HOPES are fading that Msunduzi Municipality will change its mind and review its proposed 10% electricity tariff increase.

But the business sector and civil society have their fingers crossed for a change or a last-minute reprieve before the budget is passed by full council next week.

The municipality has been urged to consider economic conditions — latest figures from the Labour Department show new claims for unemployment benefits (UIF) are more than five times higher than at the same time last year.

In March 2012, there were 832 applications for UIF in the city; in March this year there were 4 371 applications. The figures for January and February had more than doubled.

According to economists, new claims for UIF are a way of gauging the levels of retrenchments in an area and the numbers that are joining the ranks of the unemployed.

Hopes were initially raised that Msunduzi had reconsidered, when the National Energy Regulator of South Africa (Nersa) listed the names of 10 municipalities that had applied to go above the seven percent tariff increase guideline set by Nersa.

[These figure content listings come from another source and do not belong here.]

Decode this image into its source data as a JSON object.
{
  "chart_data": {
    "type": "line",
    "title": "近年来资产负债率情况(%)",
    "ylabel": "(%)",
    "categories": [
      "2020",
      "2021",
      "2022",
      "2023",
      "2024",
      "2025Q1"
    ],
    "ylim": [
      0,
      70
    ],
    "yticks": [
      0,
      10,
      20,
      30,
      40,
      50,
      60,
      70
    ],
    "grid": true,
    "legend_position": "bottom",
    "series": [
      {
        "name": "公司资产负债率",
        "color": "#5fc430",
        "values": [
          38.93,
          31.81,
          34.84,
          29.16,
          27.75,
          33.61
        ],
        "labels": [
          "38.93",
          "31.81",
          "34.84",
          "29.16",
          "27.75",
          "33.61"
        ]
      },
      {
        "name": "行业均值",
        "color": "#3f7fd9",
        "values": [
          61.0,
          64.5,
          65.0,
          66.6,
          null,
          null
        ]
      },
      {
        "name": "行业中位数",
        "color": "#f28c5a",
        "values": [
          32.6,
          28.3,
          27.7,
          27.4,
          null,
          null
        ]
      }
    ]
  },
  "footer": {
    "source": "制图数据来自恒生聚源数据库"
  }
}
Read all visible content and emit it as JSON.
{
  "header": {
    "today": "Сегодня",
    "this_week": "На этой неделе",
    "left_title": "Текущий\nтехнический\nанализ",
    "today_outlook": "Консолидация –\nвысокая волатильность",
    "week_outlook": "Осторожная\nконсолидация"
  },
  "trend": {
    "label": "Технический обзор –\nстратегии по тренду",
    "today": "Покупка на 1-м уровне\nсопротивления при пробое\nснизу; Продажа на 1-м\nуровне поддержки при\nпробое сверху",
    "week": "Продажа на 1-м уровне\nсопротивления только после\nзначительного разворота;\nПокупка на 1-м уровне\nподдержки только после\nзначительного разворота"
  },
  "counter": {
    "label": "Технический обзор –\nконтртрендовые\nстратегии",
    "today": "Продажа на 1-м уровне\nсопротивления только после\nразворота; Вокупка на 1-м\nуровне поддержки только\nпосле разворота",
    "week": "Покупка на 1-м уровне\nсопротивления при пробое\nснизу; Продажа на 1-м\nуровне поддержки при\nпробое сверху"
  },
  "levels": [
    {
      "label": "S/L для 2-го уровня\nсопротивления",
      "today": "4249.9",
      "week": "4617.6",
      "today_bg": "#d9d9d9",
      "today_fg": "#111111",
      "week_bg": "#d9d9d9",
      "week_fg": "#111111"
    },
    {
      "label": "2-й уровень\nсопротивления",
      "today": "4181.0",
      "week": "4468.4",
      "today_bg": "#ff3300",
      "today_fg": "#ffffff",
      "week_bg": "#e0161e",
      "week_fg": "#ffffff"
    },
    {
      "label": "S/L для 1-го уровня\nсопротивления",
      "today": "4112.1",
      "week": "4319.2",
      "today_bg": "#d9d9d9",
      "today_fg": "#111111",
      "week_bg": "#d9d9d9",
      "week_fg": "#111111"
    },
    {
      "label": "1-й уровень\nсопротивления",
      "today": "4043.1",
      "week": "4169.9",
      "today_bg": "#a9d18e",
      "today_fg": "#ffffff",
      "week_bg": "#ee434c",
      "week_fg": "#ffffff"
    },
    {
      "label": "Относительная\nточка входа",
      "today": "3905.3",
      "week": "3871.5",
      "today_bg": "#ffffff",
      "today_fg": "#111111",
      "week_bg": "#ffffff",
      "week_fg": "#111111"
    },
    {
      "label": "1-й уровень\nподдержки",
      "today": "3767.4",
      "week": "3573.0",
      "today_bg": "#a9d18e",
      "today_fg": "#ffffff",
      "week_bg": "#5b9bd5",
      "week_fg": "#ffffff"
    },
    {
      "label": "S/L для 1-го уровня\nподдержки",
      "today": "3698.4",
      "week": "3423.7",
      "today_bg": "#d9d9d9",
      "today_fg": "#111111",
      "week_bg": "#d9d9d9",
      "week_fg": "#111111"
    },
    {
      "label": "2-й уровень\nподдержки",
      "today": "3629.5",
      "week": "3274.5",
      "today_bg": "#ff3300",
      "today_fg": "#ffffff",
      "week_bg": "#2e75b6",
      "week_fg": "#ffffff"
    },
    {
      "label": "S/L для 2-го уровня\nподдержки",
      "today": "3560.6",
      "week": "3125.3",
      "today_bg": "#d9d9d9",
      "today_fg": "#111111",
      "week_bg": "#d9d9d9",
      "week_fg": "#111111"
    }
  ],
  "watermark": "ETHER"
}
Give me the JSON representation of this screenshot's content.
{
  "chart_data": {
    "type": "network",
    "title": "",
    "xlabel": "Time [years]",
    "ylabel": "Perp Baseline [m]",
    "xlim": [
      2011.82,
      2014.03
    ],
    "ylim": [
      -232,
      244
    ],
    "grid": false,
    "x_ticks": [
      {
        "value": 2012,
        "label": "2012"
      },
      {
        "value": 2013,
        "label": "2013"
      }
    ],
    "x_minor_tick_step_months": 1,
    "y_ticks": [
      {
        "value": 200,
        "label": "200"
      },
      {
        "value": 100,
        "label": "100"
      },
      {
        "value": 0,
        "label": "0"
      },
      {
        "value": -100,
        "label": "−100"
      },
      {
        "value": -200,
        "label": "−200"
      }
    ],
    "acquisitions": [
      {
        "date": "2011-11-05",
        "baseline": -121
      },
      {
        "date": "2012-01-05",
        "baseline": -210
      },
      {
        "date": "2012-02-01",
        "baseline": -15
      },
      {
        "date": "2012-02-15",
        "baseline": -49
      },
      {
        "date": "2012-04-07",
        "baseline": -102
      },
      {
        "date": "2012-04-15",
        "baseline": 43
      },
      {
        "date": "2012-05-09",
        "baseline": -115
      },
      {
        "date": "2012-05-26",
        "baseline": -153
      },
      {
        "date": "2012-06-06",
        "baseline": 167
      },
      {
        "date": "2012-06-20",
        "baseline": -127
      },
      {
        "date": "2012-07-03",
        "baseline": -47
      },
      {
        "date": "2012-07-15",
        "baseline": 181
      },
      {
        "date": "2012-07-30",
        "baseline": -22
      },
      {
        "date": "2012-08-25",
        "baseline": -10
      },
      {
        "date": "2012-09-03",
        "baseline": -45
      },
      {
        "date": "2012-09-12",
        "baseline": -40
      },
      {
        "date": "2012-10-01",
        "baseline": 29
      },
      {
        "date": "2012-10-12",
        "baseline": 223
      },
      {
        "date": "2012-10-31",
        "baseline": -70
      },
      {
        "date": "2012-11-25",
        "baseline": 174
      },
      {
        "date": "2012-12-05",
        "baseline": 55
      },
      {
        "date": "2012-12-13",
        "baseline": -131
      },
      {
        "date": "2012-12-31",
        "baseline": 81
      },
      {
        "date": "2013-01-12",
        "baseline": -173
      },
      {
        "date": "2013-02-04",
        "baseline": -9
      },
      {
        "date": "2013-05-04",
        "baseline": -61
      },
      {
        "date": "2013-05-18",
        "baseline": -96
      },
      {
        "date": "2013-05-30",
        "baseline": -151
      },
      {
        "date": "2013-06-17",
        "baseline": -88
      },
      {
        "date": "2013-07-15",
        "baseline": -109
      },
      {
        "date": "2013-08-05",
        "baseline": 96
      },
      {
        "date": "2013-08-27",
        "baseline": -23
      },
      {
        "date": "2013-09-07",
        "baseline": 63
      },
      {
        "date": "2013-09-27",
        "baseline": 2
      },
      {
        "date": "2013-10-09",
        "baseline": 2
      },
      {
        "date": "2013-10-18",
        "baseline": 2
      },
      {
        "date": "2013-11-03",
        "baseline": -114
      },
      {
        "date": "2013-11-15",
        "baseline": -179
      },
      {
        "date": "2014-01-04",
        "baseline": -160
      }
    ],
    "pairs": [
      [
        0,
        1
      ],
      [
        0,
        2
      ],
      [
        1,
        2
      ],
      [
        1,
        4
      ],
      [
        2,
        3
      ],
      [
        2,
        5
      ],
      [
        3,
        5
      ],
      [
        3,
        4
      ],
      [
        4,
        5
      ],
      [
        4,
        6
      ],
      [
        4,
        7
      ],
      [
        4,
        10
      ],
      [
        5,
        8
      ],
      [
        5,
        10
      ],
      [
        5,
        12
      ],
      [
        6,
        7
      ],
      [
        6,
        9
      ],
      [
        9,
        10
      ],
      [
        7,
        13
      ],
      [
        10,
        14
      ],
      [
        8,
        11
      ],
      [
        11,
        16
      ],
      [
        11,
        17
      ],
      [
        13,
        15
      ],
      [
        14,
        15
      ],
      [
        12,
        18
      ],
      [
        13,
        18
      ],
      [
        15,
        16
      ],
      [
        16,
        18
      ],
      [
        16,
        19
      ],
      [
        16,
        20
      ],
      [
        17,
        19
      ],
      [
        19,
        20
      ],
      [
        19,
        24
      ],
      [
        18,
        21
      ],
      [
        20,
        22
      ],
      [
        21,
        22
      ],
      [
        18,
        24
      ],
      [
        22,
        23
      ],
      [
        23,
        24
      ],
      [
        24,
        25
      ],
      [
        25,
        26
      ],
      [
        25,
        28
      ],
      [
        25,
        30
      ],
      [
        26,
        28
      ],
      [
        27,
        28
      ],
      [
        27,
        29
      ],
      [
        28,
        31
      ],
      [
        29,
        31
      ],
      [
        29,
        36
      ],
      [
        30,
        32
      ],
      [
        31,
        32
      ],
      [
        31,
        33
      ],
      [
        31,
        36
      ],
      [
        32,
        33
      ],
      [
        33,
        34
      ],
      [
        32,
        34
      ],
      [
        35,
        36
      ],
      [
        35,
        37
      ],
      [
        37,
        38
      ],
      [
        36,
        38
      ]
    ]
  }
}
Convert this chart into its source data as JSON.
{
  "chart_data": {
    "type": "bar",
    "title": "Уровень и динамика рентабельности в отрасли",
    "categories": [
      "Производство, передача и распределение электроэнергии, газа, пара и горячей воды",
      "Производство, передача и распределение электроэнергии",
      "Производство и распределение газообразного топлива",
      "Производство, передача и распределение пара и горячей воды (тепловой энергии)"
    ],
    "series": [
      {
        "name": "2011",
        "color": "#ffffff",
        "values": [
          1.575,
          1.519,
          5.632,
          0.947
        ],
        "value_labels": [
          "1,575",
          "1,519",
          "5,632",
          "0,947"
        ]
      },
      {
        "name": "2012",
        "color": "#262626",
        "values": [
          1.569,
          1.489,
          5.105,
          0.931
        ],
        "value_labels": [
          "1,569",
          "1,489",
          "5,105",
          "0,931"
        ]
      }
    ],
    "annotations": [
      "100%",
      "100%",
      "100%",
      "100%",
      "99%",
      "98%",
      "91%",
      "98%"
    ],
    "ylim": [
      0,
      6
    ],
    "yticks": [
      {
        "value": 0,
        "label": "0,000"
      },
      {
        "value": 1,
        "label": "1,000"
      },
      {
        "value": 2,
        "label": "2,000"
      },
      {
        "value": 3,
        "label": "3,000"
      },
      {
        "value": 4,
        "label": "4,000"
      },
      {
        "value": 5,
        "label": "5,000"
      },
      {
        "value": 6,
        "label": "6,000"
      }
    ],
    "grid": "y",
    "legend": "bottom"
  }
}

Msunduzi was not among them.

However, by yesterday, Nersa spokesperson Charles Hlebela said there was another set of public hearings for municipalities that wanted to go above the seven percent guideline in June and that Msunduzi may be among them.

Msunduzi spokesperson Brian Zuma confirmed they had applied to raise their tariffs by 10%.

The Pietermaritzburg Chamber of Business (PCB), in its submission on the draft budget, said the proposed increase far exceeded inflation and was unaffordable.

Chief executive officer Melanie Veness said they did make a case for the municipality to adopt a long-term view and to “consider how best to counter unemployment and hence ease the burden of having to supply free basic services to so many households”.

Veness added the municipality was also told that if it created the kind of operating environment where businesses were paying higher tariffs than those in neighbouring municipalities, businesses would move out.

The city’s Electricity Action Group (EAG) has pleaded with the municipality to reconsider the increase.

It says many of its members who have enjoyed electricity provision under the new democratic dispensation will have this taken away.

In a joint statement, EAG members Beverley Bengover and Mandla Gcwabaza said they were already struggling to pay the current tariffs.

“The 10% will take us back to paraffin, candles and wood.

“These are dangerous to our health and to our lives,” the EAG members said.